Cette recension d’ouvrage est issue de Politique étrangère (4/2014). Jean-Loup Samaan propose une analyse de l’ouvrage de Frederic M. Wehrey, Sectarian Politics in the Gulf. From the Iraq War to the Arab Uprisings (Columbia University Press, 2014, 328 pages).
Au travers de trois études de cas (Arabie Saoudite, Koweït et Bahreïn), cet ouvrage retrace la genèse et le développement du conflit entre sunnites et chiites dans le golfe Persique.
Le point de départ pourrait être résumé ainsi : comment trois régimes arabes ayant fait de l’Iran des ayatollahs une menace existentielle négocient-ils le contrat social avec leurs propres populations chiites – en particulier la monarchie bahreïnie où ces dernières sont majoritaires ? Si le livre explore plus particulièrement la période depuis 2003 – soit l’invasion américaine de l’Irak et la chute du régime de Saddam Hussein –, un des premiers chapitres revient sur un épisode clé dans la construction des identités conflictuelles entre sunnites et chiites : la révolution iranienne de 1979. Celle-ci constitue pour Frederic Wehrey le « prisme à travers lequel les chocs extérieurs de la guerre d’Irak et même les soulèvements arabes de 2011 sont filtrés ». L’auteur exploite discours officiels et presse locale pour montrer comment les turbulences régionales sont perçues et réinterprétées, qu’il s’agisse de l’avènement de Nouri Al-Maliki en Irak, du conflit de 2006 entre Israël et le Hezbollah ou encore de la guerre civile syrienne.
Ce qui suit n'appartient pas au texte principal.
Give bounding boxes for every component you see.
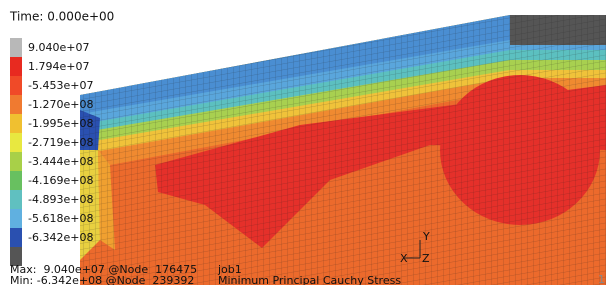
viewport: 9.040e+07 1.794e+07 -5.453e+07 -1.270e+08 -1… bbox=[0, 0, 606, 285]
legend-swatch bbox=[10, 114, 22, 133]
time-label: Time: 0.000e+00 bbox=[9, 10, 114, 24]
triad-z: Z bbox=[422, 252, 430, 265]
legend-swatch bbox=[10, 133, 22, 152]
legend-swatch bbox=[10, 171, 22, 190]
page: {"header": {"time": "Time: 0.000e+00"}, … bbox=[0, 0, 606, 285]
legend-swatch bbox=[10, 38, 22, 57]
quantity-label: Minimum Principal Cauchy Stress bbox=[218, 274, 401, 285]
legend-swatch bbox=[10, 209, 22, 228]
min-label: Min: -6.342e+08 @Node 239392 bbox=[10, 274, 194, 285]
legend-swatch bbox=[10, 76, 22, 95]
legend-label: -4.169e+08 bbox=[28, 174, 93, 187]
legend-label: -3.444e+08 bbox=[28, 155, 93, 168]
legend-swatch bbox=[10, 190, 22, 209]
legend-swatch bbox=[10, 228, 22, 247]
legend-swatch bbox=[10, 152, 22, 171]
legend-label: -1.995e+08 bbox=[28, 117, 93, 130]
legend-label: 9.040e+07 bbox=[28, 41, 89, 54]
legend-swatch bbox=[10, 95, 22, 114]
triad-x: X bbox=[400, 252, 408, 265]
legend-label: 1.794e+07 bbox=[28, 60, 89, 73]
legend-label: -5.618e+08 bbox=[28, 212, 93, 225]
legend-label: -1.270e+08 bbox=[28, 98, 93, 111]
legend-label: -2.719e+08 bbox=[28, 136, 93, 149]
model bbox=[80, 0, 606, 285]
legend-label: -6.342e+08 bbox=[28, 231, 93, 244]
legend-label: -5.453e+07 bbox=[28, 79, 93, 92]
frame-number: 1 bbox=[598, 273, 605, 285]
legend-swatch bbox=[10, 57, 22, 76]
triad-y: Y bbox=[422, 230, 430, 243]
legend-label: -4.893e+08 bbox=[28, 193, 93, 206]
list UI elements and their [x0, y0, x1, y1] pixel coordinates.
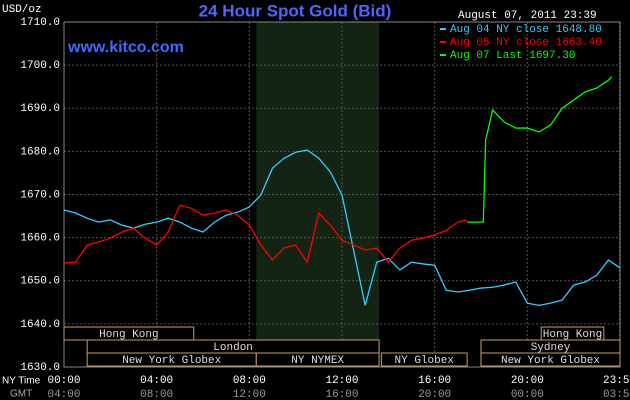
session-box — [380, 352, 468, 367]
session-box — [255, 352, 380, 367]
session-label: New York Globex — [501, 355, 600, 367]
chart-title: 24 Hour Spot Gold (Bid) — [199, 1, 392, 20]
website: www.kitco.com — [67, 39, 184, 56]
session-label: NY Globex — [395, 355, 455, 367]
x2-tick-label: 03:59 — [603, 389, 630, 400]
session-label: NY NYMEX — [291, 355, 344, 367]
x-tick-label: 08:00 — [233, 375, 266, 387]
session-label: New York Globex — [122, 355, 221, 367]
session-label: London — [213, 342, 253, 354]
y-tick-label: 1660.0 — [20, 233, 60, 245]
y-tick-label: 1700.0 — [20, 60, 60, 72]
series-line — [63, 149, 621, 306]
x2-tick-label: 04:00 — [47, 389, 80, 400]
x2-tick-label: 20:00 — [418, 389, 451, 400]
x2-tick-label: 16:00 — [325, 389, 358, 400]
x2-axis-label: GMT — [10, 389, 32, 400]
x-tick-label: 20:00 — [511, 375, 544, 387]
y-tick-label: 1650.0 — [20, 276, 60, 288]
session-label: Hong Kong — [543, 329, 602, 341]
legend-label: Aug 05 NY close 1663.40 — [450, 37, 602, 49]
y-tick-label: 1670.0 — [20, 189, 60, 201]
x2-tick-label: 00:00 — [511, 389, 544, 400]
session-label: Sydney — [531, 342, 571, 354]
y-tick-label: 1680.0 — [20, 146, 60, 158]
x-axis-label: NY Time — [2, 376, 41, 387]
x2-tick-label: 12:00 — [233, 389, 266, 400]
y-axis-label: USD/oz — [2, 4, 42, 16]
plot-frame — [63, 21, 621, 368]
x-tick-label: 23:59 — [603, 375, 630, 387]
date: August 07, 2011 23:39 — [458, 10, 597, 22]
y-tick-label: 1690.0 — [20, 103, 60, 115]
y-tick-label: 1630.0 — [20, 362, 60, 374]
series-line — [63, 204, 468, 264]
y-tick-label: 1710.0 — [20, 17, 60, 29]
x-tick-label: 12:00 — [325, 375, 358, 387]
x-tick-label: 04:00 — [140, 375, 173, 387]
legend-label: Aug 04 NY close 1648.80 — [450, 24, 602, 36]
series-line — [467, 76, 613, 223]
x-tick-label: 00:00 — [47, 375, 80, 387]
legend-label: Aug 07 Last 1697.30 — [450, 50, 575, 62]
session-label: Hong Kong — [99, 329, 158, 341]
x-tick-label: 16:00 — [418, 375, 451, 387]
session-box — [480, 352, 621, 367]
y-tick-label: 1640.0 — [20, 319, 60, 331]
x2-tick-label: 08:00 — [140, 389, 173, 400]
Puis Wehrey montre comment le jeu politique dans chacun des trois pays est à la fois la cause et la conséquence des rivalités régionales. Le chapitre sur Bahreïn est particulièrement instructif pour saisir la crise entre dirigeants et population chiite depuis 2011. « La montée en puissance de l’Iran créa une nouvelle dynamique dans les rapports de force internes : pour les soutiens du régime, Téhéran devenait un épouvantail utile pour discréditer les opposants chiites et en faire des marionnettes contrôlées par l’Iran. Pour les représentants chiites, l’Iran constituait un levier contre le régime : si les réformes étaient stoppées, ils menaçaient de se tourner vers Téhéran. » Effet pervers de ces tactiques : un renforcement des crispations saoudiennes quant à toute démarche de libéralisation du régime bahreïni et in fine un affrontement avec les opposants.
Dans le chapitre suivant, l’auteur souligne la spirale du conflit sectaire en Arabie Saoudite : alors que les représentants chiites dans le royaume saoudien prennent soin de prendre leurs distances vis-à-vis de l’Iran, l’establishment salafiste ne cesse de les stigmatiser comme « agents de Téhéran ». Le résultat est une radicalisation des jeunes générations chiites et la montée en puissance du clerc Nimr Al-Nimr, arrêté en 2012.
Enfin, le cas du Koweït est tout aussi intéressant : plus ouvert que les deux autres régimes, l’émirat koweitien accorde via ses institutions et ses médias une place importante à sa minorité chiite. Or, comme le montre Wehrey, le résultat de cette ouverture est problématique, tant elle semble avoir exacerbé les extrémismes des deux côtés, chiite et salafiste.
Au final, l’analyse développée dans cet ouvrage s’avère remarquable, non seulement parce qu’elle restitue précisément les tensions et contradictions des trois pays, mais aussi parce qu’elle est le produit d’une recherche sur un terrain souvent difficile d’accès. C’est donc une lecture précieuse pour toute personne soucieuse de mieux saisir les ramifications du conflit entre sunnites et chiites.